La Casa de Papel une nove personagens para a execução do “maior assalto do século”, nas palavras do Professor, o líder e arquiteto de todo o roubo à Casa da Moeda da Espanha. A série espanhola é um sucesso em todo o mundo, porque além de te agarrar desde o primeiro episódio, é uma aula de planejamento estratégico e você pode aprender muito com ela, como por exemplo:

(*Atenção: este post pode conter spoilers)

É preciso escolher o time certo, com o perfil adequado

O Professor selecionou oito perfis para montar sua equipe, todos com antecedentes criminais e cada um com uma característica diferente. A equipe era formada por pessoas com habilidades de liderança, com conhecimentos em informática, em armas, em escavação, com força bruta entre outras habilidades.

Ter um forte propósito

Quando há um propósito bem pensado, com princípios e valores, a estratégia se sustenta melhor e o empenho dos envolvidos é outro. O Professor vendeu o plano como um roubo que poderia ser o último da vida dos ladrões, e ele enfatizava que haveria uma ética por trás da execução do “maior assalto do século”, porque como eles estariam fabricando o seu próprio dinheiro, em teoria não estariam roubando ninguém.

Se você prever as situações, você ganha vantagem

O Professor tinha tudo calculado e previa as situações que poderiam acontecer em relação aos reféns, a polícia, e os recursos necessários para seguir com o plano adiante. Ao fazer isso, ele ganhava tempo e vantagem em relação à polícia e não deixava que as coisas saíssem (muito) do controle.

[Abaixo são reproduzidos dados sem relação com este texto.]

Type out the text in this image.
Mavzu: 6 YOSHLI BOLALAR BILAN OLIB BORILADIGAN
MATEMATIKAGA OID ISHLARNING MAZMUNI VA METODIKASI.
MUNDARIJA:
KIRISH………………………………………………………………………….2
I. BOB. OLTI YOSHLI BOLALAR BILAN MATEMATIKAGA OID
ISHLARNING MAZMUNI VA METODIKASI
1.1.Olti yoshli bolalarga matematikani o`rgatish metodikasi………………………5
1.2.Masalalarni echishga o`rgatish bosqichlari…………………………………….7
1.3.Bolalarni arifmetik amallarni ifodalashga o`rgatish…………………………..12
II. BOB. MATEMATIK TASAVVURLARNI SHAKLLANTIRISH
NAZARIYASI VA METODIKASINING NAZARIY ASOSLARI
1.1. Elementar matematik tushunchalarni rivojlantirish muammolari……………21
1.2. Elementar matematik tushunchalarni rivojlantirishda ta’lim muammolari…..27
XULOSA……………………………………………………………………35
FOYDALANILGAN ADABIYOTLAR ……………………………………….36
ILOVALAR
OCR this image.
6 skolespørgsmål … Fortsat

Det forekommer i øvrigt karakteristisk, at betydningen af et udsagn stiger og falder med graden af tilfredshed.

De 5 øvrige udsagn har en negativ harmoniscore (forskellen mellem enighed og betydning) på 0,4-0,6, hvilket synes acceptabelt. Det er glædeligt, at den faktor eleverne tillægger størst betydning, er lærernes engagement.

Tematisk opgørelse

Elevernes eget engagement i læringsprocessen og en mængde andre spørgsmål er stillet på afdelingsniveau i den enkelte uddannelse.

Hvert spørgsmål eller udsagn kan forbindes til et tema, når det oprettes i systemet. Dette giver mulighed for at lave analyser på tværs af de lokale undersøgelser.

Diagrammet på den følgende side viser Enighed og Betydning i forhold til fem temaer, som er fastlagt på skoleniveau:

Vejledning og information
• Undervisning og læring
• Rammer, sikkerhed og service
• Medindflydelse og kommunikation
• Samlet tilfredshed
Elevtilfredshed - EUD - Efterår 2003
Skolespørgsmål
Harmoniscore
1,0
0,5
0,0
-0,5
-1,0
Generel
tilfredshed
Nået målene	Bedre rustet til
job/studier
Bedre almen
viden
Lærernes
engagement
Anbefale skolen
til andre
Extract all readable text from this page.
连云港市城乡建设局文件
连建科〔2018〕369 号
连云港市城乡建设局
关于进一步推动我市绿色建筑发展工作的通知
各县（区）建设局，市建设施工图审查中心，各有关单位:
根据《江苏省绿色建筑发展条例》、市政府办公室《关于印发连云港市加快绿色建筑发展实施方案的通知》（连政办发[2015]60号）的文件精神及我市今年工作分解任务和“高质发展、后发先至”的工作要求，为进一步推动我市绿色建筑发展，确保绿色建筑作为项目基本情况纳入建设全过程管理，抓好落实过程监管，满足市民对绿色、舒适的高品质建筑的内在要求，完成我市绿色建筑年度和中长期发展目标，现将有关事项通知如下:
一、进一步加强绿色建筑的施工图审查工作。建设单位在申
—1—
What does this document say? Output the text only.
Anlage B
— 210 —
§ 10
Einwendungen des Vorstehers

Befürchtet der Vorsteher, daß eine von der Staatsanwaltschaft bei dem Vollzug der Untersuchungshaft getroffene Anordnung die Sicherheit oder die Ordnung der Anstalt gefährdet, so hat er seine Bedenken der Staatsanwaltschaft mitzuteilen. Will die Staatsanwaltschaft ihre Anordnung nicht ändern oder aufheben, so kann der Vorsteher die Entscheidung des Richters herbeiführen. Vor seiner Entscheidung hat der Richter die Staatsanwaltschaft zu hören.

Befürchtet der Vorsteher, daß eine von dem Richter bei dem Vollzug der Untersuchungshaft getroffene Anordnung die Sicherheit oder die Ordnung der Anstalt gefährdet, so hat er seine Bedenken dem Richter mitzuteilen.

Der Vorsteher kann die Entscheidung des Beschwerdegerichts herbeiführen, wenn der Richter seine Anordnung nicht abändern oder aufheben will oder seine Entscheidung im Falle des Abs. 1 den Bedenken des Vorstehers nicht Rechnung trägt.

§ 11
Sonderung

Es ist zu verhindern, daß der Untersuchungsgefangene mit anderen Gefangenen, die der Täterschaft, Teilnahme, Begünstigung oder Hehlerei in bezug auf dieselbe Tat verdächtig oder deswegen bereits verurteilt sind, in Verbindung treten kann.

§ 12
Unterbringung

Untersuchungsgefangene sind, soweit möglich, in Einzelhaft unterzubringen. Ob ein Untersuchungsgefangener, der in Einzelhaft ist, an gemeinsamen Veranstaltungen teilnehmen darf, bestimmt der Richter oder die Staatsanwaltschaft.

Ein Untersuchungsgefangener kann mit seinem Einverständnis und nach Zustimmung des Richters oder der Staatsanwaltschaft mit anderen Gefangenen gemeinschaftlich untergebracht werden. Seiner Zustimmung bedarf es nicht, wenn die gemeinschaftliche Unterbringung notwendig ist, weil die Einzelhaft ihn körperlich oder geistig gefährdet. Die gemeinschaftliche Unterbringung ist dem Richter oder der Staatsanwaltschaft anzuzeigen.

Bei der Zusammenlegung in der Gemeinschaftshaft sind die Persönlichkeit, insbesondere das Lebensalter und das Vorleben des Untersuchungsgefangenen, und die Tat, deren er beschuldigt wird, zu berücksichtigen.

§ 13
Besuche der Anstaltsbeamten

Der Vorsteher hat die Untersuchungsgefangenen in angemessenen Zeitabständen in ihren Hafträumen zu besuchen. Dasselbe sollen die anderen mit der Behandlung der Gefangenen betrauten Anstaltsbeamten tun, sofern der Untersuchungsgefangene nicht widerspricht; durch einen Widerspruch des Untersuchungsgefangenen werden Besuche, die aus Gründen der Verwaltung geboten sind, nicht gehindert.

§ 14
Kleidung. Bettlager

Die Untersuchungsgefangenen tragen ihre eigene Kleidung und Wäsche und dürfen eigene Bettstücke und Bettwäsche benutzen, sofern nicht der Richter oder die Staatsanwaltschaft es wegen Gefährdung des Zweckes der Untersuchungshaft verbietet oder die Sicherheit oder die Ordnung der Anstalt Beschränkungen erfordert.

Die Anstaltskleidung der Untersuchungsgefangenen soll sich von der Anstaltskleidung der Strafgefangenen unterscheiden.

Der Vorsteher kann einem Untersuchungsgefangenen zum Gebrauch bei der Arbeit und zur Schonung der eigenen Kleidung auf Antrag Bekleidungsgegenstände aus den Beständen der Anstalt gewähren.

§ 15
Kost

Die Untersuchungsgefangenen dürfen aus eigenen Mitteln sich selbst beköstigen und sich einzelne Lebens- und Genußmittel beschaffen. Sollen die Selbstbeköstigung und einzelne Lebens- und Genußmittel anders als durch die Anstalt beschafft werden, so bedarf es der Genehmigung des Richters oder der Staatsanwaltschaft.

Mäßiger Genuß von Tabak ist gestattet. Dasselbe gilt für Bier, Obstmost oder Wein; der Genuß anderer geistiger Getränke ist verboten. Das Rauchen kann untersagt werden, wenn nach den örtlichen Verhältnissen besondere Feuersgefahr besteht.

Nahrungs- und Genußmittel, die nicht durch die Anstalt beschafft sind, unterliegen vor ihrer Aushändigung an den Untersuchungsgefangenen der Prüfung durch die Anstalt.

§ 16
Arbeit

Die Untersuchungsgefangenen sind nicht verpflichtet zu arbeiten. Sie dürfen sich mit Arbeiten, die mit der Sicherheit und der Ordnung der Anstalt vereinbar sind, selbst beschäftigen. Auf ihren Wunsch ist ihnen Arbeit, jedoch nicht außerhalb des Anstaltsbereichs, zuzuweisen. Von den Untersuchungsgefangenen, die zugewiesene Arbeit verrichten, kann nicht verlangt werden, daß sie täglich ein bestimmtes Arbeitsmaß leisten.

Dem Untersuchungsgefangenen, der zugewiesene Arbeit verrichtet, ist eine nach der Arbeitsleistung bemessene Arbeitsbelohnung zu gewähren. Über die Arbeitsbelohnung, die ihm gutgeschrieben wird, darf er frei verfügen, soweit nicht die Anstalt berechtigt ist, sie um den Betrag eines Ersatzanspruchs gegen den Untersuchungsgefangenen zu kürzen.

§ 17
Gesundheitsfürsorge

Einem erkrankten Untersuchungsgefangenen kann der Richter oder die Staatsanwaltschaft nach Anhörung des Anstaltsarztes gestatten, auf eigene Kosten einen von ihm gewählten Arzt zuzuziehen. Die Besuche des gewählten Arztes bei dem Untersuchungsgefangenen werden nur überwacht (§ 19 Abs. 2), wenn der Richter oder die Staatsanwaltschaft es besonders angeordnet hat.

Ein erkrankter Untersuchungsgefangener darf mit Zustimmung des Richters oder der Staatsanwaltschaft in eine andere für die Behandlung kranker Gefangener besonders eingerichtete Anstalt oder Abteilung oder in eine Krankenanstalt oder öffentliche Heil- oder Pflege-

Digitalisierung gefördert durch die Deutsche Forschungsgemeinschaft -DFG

É preciso saber liderar e saber aceitar as ordens

Tóquio é uma personagem destemida, isso não há como negar, mas ela não é nada paciente. Em muitos momentos, coloca em risco o plano e a vida dos seus colegas por não ter paciência e não aceitar as ordens. Quando existe uma crise, há que ser resistente e aguardar até o último momento antes de tomar medidas radicais. Nairobi, no entanto, tinha uma grande capacidade de resiliência, e se mantinha forte e focada nos momentos mais difíceis, com capacidade de motivar às pessoas e conquistar a confiança até dos reféns.

Dinheiro é “só” papel

As pessoas envolvidas no roubo têm objetivos que vão além de ter dinheiro. Se você reparar bem, o amor uniu muitos personagens e deu rumo para a vida deles. Gosto muito da cena quando o professor rasga uma nota de 50 euros e diz: “isso é só papel” explicando que os bancos imprimem milhares de notas todos os anos sem explicar uma boa razão. É nesse momento que ela se dá conta sobre o suposto “bem” e o “mal” que a polícia acaba se dividindo.

As cidades e a Síndrome de Estocolmo

La Casa de Papel também nos faz buscar no mapa onde estão localizadas grandes cidades do mundo: Tóquio, Denver, Oslo, Helsinque, Berlim, Moscou, Rio e Nairobi. Além de explicar sobre a Síndrome de Estocolmo, que é uma reação psicológica quando um refém se apaixona pelo sequestrador, criando assim uma relação de cumplicidade e forte vínculo entre eles.

La Casa de Papel é sem dúvidas uma ótima série, com grandes reviravoltas, que põe uma luz nas contradições que envolvem bandidos e mocinhos e como essa ideia pode de alguma maneira ser deturpada. Afinal, há como um assalto ter intenções nobres?

As duas temporadas de La Casa de Papel estão disponíveis na Netflix.